Impulse ha anche una trama secondaria un po’ più crime e cospiratoria, probabilmente più legata al romanzo originale, e sono abbastanza certo che se parlerà di più verso fine stagione (al momento in cui scrivo ne ho vista circa metà). Ma intanto quello che conta è che, ancora una volta, i poteri di Henry non sono l’arma di un eroe, ma la croce capitata fra capo e collo di una povera crista che ne avrebbe fatto volentieri a meno.
Preceduto da messaggi che invitano le spettatrici vittime di violenza a rivolgersi alle autorità competenti per chiedere aiuto, Impulse è prima di tutto la storia di un tentato stupro, e di come esso agisca sulla psicologia della vittima a settimane di distanza dall’evento.
Nel teletrasportarsi, Henry ha dato prova di un grande potere, un potere che in qualche modo l’ha difesa e potrebbe difenderla ancora. Tanto più che il suo stupratore, che nemmeno si ricorda l’accaduto, è finito su una sedia a rotelle. Ma nemmeno la scoperta di quella straordinaria abilità può farle dimenticare la violenza subita, e qui sta il nocciolo dello sviluppo del personaggio.
Più che una storia di persone benedette da poteri speciali, Impulse diventa allora il racconto di una vittima di violenza per la quale quella violenza si trasforma in un macigno calato sulla sua intera vita, inamovibile perfino quando arrivano i superpoteri. È dunque un prodotto duro, serio, per nulla consolatorio, in cui le paure e la disperazione di Henry vengono perfettamente gestite dalla protagonista Maddie Hasson (Twisted, Mr Mercedes), capace di costruire sia la pellaccia dura della Henry donna-di-mondo, sia la fragilità non richiesta di una giovane donna abusata.
Arrivati a metà stagione ci si rende conto, quasi con sorpresa, di non stare guardando lo show che ci si sarebbe aspettati e che il pilot poteva far supporre, ma non si rimane comunque delusi: se è vero che Impulse rientra quasi obbligatoriamente nel grande e variegato calderone delle serie coi superpoteri, allo stesso tempo trova una sua strada originale che rifugge i cliché del genere per raccontare qualcos’altro, qualcosa per cui i poteri, più che un simbolo di forza, sono una metafora di fragilità, di impossibilità di fuggire da traumi dai quali, psicologicamente, non ci si può teletrasportare via.
Non è nemmeno un caso, dunque, che il sottotitolo della serie sia “non puoi controllare quello che non capisci”, frase che naturalmente si applica al teletrasporto, ma non solo, e che rappresenta una interessante variazione sul tema degli abusi sulle donne, così importante in questo periodo e capace di declinarsi in storie dal sapore anche molto diverso, pur in presenza di un nocciolo comune.
Ora sono curioso di vedere come, nella seconda parte della stagione, verrà integrata la componente più thriller-complottista, sperando non ne vega fuori un pastrocchione.

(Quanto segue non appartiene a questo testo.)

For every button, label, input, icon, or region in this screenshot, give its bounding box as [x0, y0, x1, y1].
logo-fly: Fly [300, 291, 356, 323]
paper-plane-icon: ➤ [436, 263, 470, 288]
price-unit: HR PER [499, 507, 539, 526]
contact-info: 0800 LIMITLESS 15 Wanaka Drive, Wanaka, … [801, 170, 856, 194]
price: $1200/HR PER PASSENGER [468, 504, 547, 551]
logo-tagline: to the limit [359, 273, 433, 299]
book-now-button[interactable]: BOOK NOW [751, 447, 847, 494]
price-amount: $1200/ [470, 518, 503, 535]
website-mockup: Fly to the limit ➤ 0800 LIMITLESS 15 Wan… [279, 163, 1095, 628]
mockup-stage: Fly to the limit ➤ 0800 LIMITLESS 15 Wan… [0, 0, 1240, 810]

Nel caso ci risentiamo.
Perché seguire Impulse: la serie parte da elementi supereroistici, ma poi va da tutt’altra parte, raccontando un dramma forte, solido e ben recitato.
Perché mollare Impulse: La sua natura ibrida potrebbe far storcere il naso sia agli amanti dei superpoteri, sia a quelli che i drama li preferiscono “normali”.